MATTEO - … appena rientrato dal campo di concentramento nel ’47, quale sentimento ha provato nei confronti di chi ha provocato il tutto, prima i fascisti, poi i tedeschi, in generale gli oppressori? C’era odio, sentimento di vendetta in qualche senso, oppure provava qualcosa di totalmente diverso?

PAHOR – Da parte mia non c’era né odio né vendetta, neanche la parte triestino slovena aveva sentimenti di vendetta. L’8 settembre del 1943 l‘esercito italiano si sfaldò e il movimento di liberazione nazionale chiese ai soldati italiani di lasciare le armi e andarsene. I soldati passarono la frontiera, erano qua sul Carso, e la nostra gente, a questi poveri disgraziati che avevano paura che i tedeschi li prendessero – tantissimi erano stati fatti prigionieri – dava abiti civili, una giacchetta, un paio di pantaloni perché faceva ancora caldo, era settembre. La nostra gente li ha vestiti nonostante quello che hanno fatto in Slovenia… Alcuni generali in particolare si erano comportati male, i loro nomi sono conosciuti alle Nazioni unite come criminali di guerra.
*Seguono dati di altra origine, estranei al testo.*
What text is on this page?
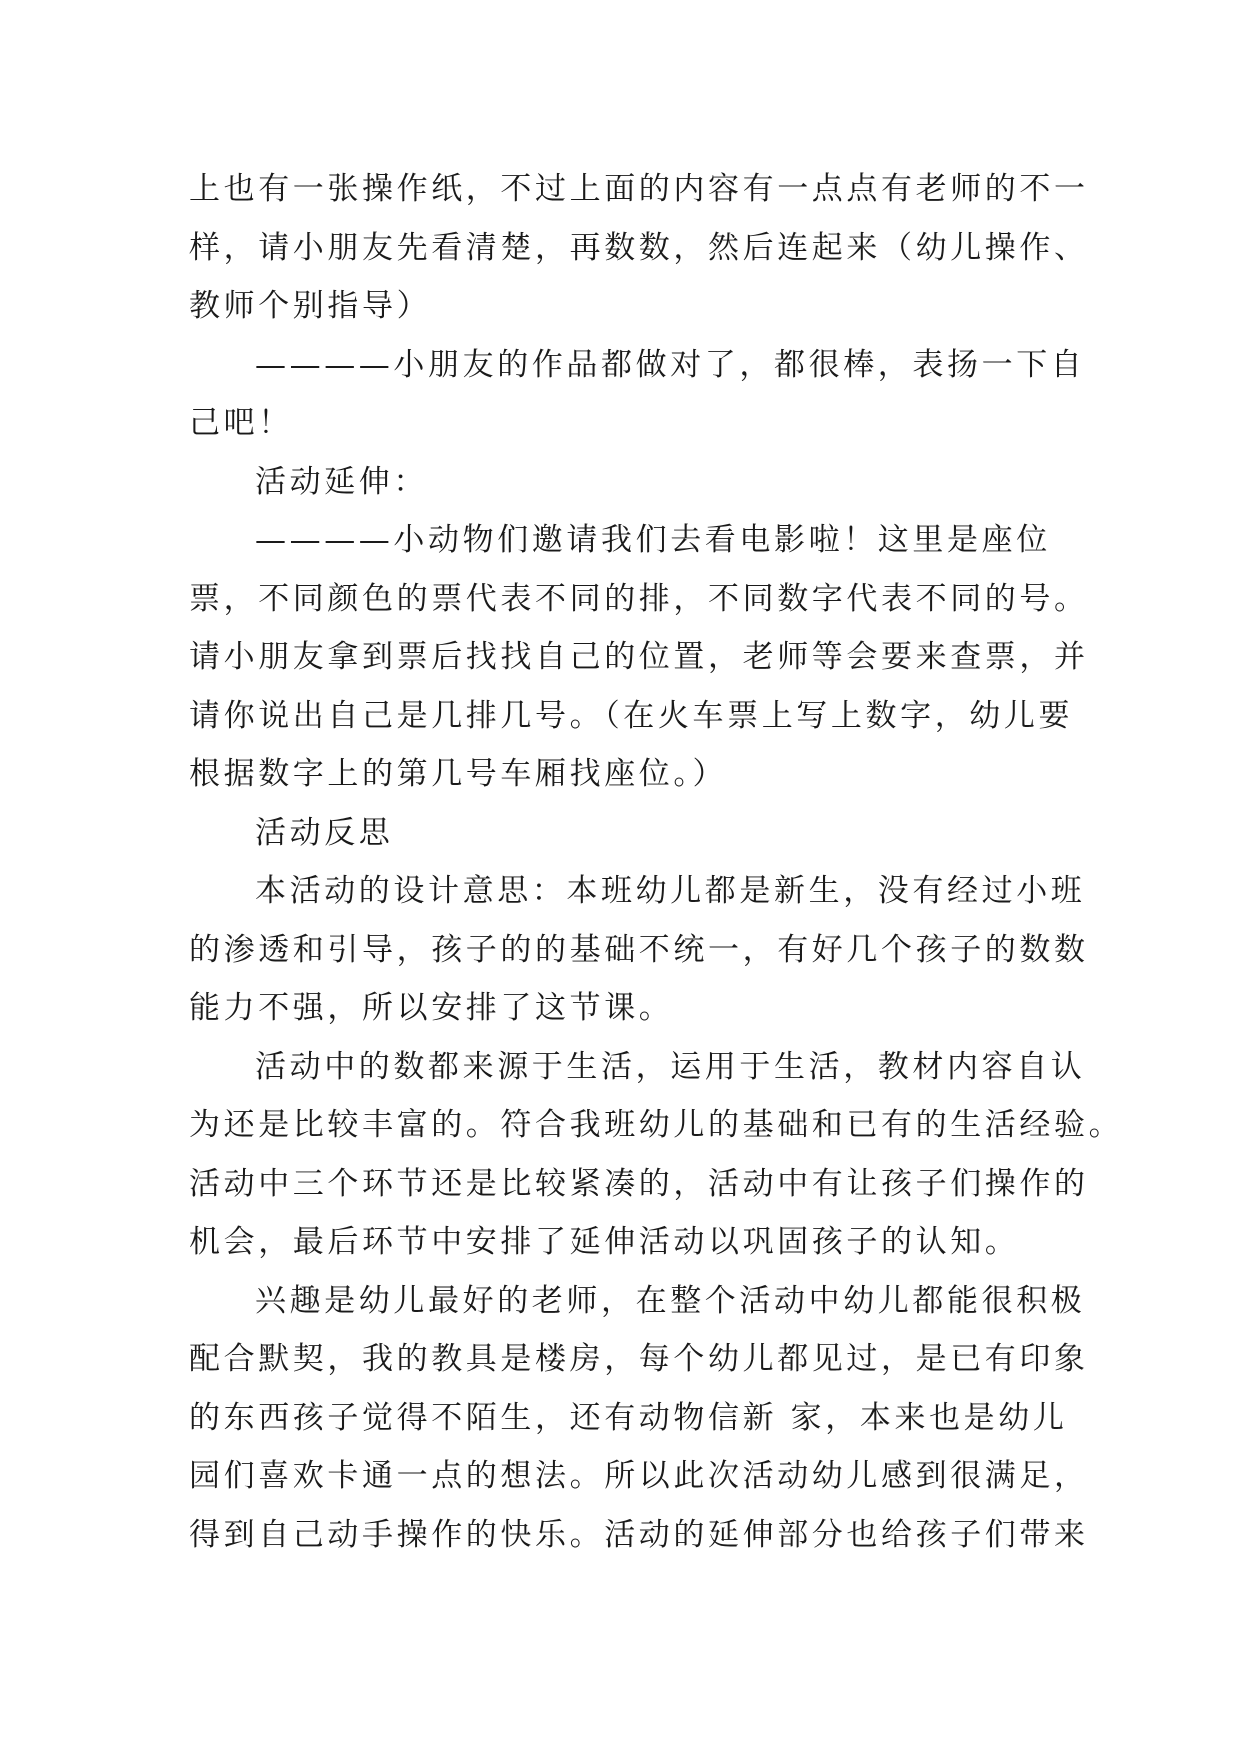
上也有一张操作纸，不过上面的内容有一点点有老师的不一
样，请小朋友先看清楚，再数数，然后连起来（幼儿操作、
教师个别指导）
————小朋友的作品都做对了，都很棒，表扬一下自
己吧！
活动延伸：
————小动物们邀请我们去看电影啦！这里是座位
票，不同颜色的票代表不同的排，不同数字代表不同的号。
请小朋友拿到票后找找自己的位置，老师等会要来查票，并
请你说出自己是几排几号。（在火车票上写上数字，幼儿要
根据数字上的第几号车厢找座位。）
活动反思
本活动的设计意思：本班幼儿都是新生，没有经过小班
的渗透和引导，孩子的的基础不统一，有好几个孩子的数数
能力不强，所以安排了这节课。
活动中的数都来源于生活，运用于生活，教材内容自认
为还是比较丰富的。符合我班幼儿的基础和已有的生活经验。
活动中三个环节还是比较紧凑的，活动中有让孩子们操作的
机会，最后环节中安排了延伸活动以巩固孩子的认知。
兴趣是幼儿最好的老师，在整个活动中幼儿都能很积极
配合默契，我的教具是楼房，每个幼儿都见过，是已有印象
的东西孩子觉得不陌生，还有动物信新 家，本来也是幼儿
园们喜欢卡通一点的想法。所以此次活动幼儿感到很满足，
得到自己动手操作的快乐。活动的延伸部分也给孩子们带来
Insomma, da parte nostra non c’era stata vendetta, c’era invece il desiderio di essere riconosciuti e rispettati anche se eravamo – e siamo – un piccolo popolo. Del mio libro, Necropoli, i tedeschi hanno detto che è un regalo, perché riporta la discussione con un mio amico medico francese. Egli, morto dopo sei anni dalla sua liberazione, ha scritto un libro dove dice che bisognerebbe distruggere la nazione che ha creato Hitler e Himmler. Nella conversazione gli dissi: “Ma come parli, amico mio? Sei rimasto infettato anche tu dall’hitlerismo?” La Germania ha avuto la disgrazia di credere in questo dittatore. Come l’Italia ha creduto a Mussolini di cui erano innamorati. Tutta la popolazione era innamorata, le donne dicevano: “Basta vederlo e sono già incinta”. Lo dicevano per scherzo, ma c’era un pizzico di verità. Bastava vedere come veniva accolto e come si mostrava, tutto pettoruto, nudo fino allo stomaco quando andava a mietere.
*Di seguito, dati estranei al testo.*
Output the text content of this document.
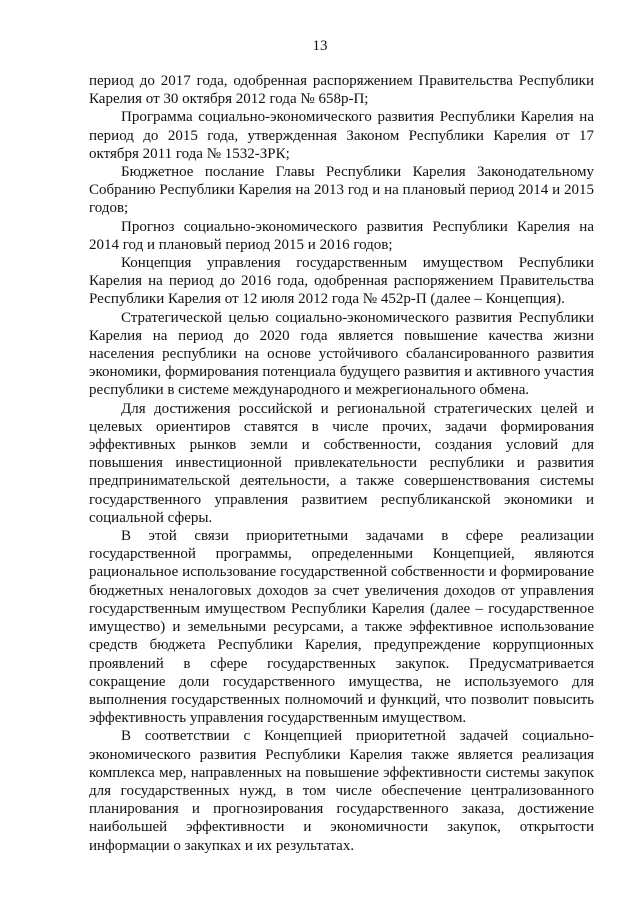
13

период до 2017 года, одобренная распоряжением Правительства Республики Карелия от 30 октября 2012 года № 658р-П;

Программа социально-экономического развития Республики Карелия на период до 2015 года, утвержденная Законом Республики Карелия от 17 октября 2011 года № 1532-ЗРК;

Бюджетное послание Главы Республики Карелия Законодательному Собранию Республики Карелия на 2013 год и на плановый период 2014 и 2015 годов;

Прогноз социально-экономического развития Республики Карелия на 2014 год и плановый период 2015 и 2016 годов;

Концепция управления государственным имуществом Республики Карелия на период до 2016 года, одобренная распоряжением Правительства Республики Карелия от 12 июля 2012 года № 452р-П (далее – Концепция).

Стратегической целью социально-экономического развития Республики Карелия на период до 2020 года является повышение качества жизни населения республики на основе устойчивого сбалансированного развития экономики, формирования потенциала будущего развития и активного участия республики в системе международного и межрегионального обмена.

Для достижения российской и региональной стратегических целей и целевых ориентиров ставятся в числе прочих, задачи формирования эффективных рынков земли и собственности, создания условий для повышения инвестиционной привлекательности республики и развития предпринимательской деятельности, а также совершенствования системы государственного управления развитием республиканской экономики и социальной сферы.

В этой связи приоритетными задачами в сфере реализации государственной программы, определенными Концепцией, являются рациональное использование государственной собственности и формирование бюджетных неналоговых доходов за счет увеличения доходов от управления государственным имуществом Республики Карелия (далее – государственное имущество) и земельными ресурсами, а также эффективное использование средств бюджета Республики Карелия, предупреждение коррупционных проявлений в сфере государственных закупок. Предусматривается сокращение доли государственного имущества, не используемого для выполнения государственных полномочий и функций, что позволит повысить эффективность управления государственным имуществом.

В соответствии с Концепцией приоритетной задачей социально-экономического развития Республики Карелия также является реализация комплекса мер, направленных на повышение эффективности системы закупок для государственных нужд, в том числе обеспечение централизованного планирования и прогнозирования государственного заказа, достижение наибольшей эффективности и экономичности закупок, открытости информации о закупках и их результатах.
Era il simbolo della conquista, il padre della patria, “rinnoviamo l’Impero romano!” I Fascisti hanno preso l’Abissinia e dopo hanno creato la provincia italiana di Lubiana, senza sparare un colpo di fucile. L’esercito jugoslavo è andato in malora in due giorni.
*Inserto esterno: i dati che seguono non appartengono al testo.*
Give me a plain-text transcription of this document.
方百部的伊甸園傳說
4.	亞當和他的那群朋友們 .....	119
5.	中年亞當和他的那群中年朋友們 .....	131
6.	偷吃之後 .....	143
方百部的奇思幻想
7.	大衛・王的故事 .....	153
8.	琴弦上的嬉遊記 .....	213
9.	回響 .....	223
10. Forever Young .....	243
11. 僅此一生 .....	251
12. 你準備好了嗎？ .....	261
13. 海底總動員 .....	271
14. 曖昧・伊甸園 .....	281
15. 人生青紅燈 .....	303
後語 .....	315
Anche il popolo sloveno dopo il ’45 si è comporto male. Quando il partito comunista prese il potere, il Comitato centrale, attraverso la polizia politica, fece sparire della gente; in molti vennero gettati nelle foibe. Saranno state circa duemila persone: tanti dicono di meno, sulle milleottocento, alcuni invece sostengono che siano state di più, diecimila o addirittura centomila, ma la cifra reale probabilmente si aggira intorno alle quattromila persone. Ciampi ha affermato che è stato l’olocausto italiano, ma non ha detto una parola su quello che ha fatto il fascismo… La legge per commemorare il Giorno del Ricordo, il 10 febbraio, parla degli esuli che hanno lasciato l’Istria perché non potevano sopportare il comunismo titino, che quella volta comandava in Istria, e parla delle foibe, ma non dice una parola del fascismo, o dei fucilati, o su quanto accaduto a Lubiana.